Setup¶
Complete Bob’s installation instructions. Then, to install this package, do this:
$ conda activate <myenv>
(<myenv>) $ conda install bob.med.tb
Note
The value <myenv>
should correspond to the name of the environment where
you initially installed your Bob packages.
Datasets¶
The package supports multiple chest X-ray datasets, but does not include the raw data itself, which you must procure.
To setup a dataset, do the following:
Download the dataset from the authors website (see Supported Datasets for download links and details), unpack it and store the directory leading to the uncompressed directory structure.
Warning
Our dataset connectors expect you provide “root” paths of raw datasets as you unpack them in their pristine state.

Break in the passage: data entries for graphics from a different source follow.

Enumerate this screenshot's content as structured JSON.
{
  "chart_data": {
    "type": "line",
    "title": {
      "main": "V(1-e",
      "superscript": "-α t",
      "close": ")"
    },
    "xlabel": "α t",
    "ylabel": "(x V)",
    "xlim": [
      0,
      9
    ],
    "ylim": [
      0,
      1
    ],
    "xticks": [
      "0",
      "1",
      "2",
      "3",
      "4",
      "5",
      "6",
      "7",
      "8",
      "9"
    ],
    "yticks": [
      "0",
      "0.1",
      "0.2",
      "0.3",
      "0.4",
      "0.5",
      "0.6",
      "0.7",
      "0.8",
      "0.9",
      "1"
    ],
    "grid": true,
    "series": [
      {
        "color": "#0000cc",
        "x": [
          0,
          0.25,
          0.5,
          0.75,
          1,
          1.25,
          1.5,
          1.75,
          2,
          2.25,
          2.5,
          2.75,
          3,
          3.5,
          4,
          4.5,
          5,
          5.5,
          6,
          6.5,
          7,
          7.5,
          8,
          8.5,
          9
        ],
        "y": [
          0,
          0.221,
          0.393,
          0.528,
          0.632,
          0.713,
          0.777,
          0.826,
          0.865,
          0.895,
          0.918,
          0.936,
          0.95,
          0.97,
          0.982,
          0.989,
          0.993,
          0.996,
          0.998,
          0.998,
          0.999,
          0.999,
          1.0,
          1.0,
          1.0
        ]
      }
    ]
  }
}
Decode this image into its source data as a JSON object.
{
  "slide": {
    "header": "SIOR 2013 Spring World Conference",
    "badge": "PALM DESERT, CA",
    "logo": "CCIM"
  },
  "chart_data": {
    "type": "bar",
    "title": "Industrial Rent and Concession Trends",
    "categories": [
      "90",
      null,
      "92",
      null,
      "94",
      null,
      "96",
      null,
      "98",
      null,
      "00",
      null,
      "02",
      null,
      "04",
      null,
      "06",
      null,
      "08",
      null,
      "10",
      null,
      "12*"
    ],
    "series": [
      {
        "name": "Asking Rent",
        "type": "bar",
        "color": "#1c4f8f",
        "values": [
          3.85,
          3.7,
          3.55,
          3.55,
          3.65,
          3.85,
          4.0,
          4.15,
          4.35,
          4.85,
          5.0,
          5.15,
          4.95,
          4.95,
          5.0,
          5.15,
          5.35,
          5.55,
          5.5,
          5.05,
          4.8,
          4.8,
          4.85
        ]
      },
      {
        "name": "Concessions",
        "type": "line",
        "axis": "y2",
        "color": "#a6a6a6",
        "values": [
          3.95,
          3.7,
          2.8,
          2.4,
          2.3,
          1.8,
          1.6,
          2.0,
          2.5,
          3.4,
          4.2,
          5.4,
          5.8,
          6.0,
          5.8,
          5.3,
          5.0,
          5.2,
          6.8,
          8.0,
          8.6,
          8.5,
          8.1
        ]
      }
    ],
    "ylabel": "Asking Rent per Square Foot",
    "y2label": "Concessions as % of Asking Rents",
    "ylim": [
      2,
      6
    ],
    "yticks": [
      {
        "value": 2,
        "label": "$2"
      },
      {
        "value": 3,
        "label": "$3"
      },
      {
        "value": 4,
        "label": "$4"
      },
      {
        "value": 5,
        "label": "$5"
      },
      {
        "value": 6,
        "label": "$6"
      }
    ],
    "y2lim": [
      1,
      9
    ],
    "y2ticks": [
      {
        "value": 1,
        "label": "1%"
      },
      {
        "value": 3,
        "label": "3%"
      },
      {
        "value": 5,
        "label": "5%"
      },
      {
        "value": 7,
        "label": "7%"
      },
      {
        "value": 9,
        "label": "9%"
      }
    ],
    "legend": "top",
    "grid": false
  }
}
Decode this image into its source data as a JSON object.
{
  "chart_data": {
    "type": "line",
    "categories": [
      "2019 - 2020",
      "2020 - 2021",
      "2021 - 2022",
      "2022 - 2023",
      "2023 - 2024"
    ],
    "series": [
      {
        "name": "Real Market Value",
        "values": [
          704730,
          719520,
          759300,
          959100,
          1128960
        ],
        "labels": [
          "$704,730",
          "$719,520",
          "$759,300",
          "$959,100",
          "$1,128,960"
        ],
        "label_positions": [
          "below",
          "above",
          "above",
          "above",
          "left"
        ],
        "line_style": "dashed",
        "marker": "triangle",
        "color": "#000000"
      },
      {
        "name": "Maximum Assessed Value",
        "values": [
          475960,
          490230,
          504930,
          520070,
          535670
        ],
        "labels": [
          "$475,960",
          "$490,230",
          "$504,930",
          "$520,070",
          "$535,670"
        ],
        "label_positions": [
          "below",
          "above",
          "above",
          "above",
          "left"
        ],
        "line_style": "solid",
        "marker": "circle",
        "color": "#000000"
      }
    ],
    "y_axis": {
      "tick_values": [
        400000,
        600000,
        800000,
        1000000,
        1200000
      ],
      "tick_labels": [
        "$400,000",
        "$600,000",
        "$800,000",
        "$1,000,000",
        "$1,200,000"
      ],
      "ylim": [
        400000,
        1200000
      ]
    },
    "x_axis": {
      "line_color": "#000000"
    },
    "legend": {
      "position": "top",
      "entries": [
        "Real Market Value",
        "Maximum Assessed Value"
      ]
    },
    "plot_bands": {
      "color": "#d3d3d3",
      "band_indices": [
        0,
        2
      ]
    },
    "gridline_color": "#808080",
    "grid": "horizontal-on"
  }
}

Changing the location of files within a dataset distribution will likely cause execution errors.
For each dataset that you are planning to use, set the
datadir
to the root path where it is stored. E.g.:(<myenv>) $ bob config set bob.med.tb.montgomery.datadir "/path/to/montgomery"
To check supported raw datasets and your current setup, do the following:
(<myenv>) $ bob tb dataset list Supported datasets: - montgomery: bob.med.tb.montgomery.datadir = "/Users/yourname/work/bob/dbs/montgomery" * montgomery_RS: bob.med.tb.montgomery_RS.datadir (not set) - shenzhen: bob.med.tb.shenzhen.datadir = "/Users/yourname/work/bob/dbs/shenzhen" * shenzhen_RS: bob.med.tb.shenzhen_RS.datadir (not set) - indian: bob.med.tb.indian.datadir = "/Users/yourname/work/bob/dbs/indian" * indian_RS: bob.med.tb.indian_RS.datadir (not set) - nih_cxr14_re: bob.med.tb.nih_cxr14_re.datadir = "/Users/yourname/work/bob/dbs/NIH_CXR14"
This command will show the set location for each configured dataset, and the variable names for each supported dataset which has not yet been setup.
Note
Tuberculosis datasets having radiological signs in place of images are recognizable by the “_RS” at the end of their name and do not need a location to be set.
To check whether the downloaded version is consistent with the structure that is expected by this package, run
bob tb dataset check <dataset>
, where<dataset>
should be replaced by the dataset programmatic name. E.g., to check Montgomery files, use:(<myenv>) $ bob tb dataset check montgomery ...
If there are problems on the current file organisation, this procedure should detect and highlight which files are missing (cannot be loaded).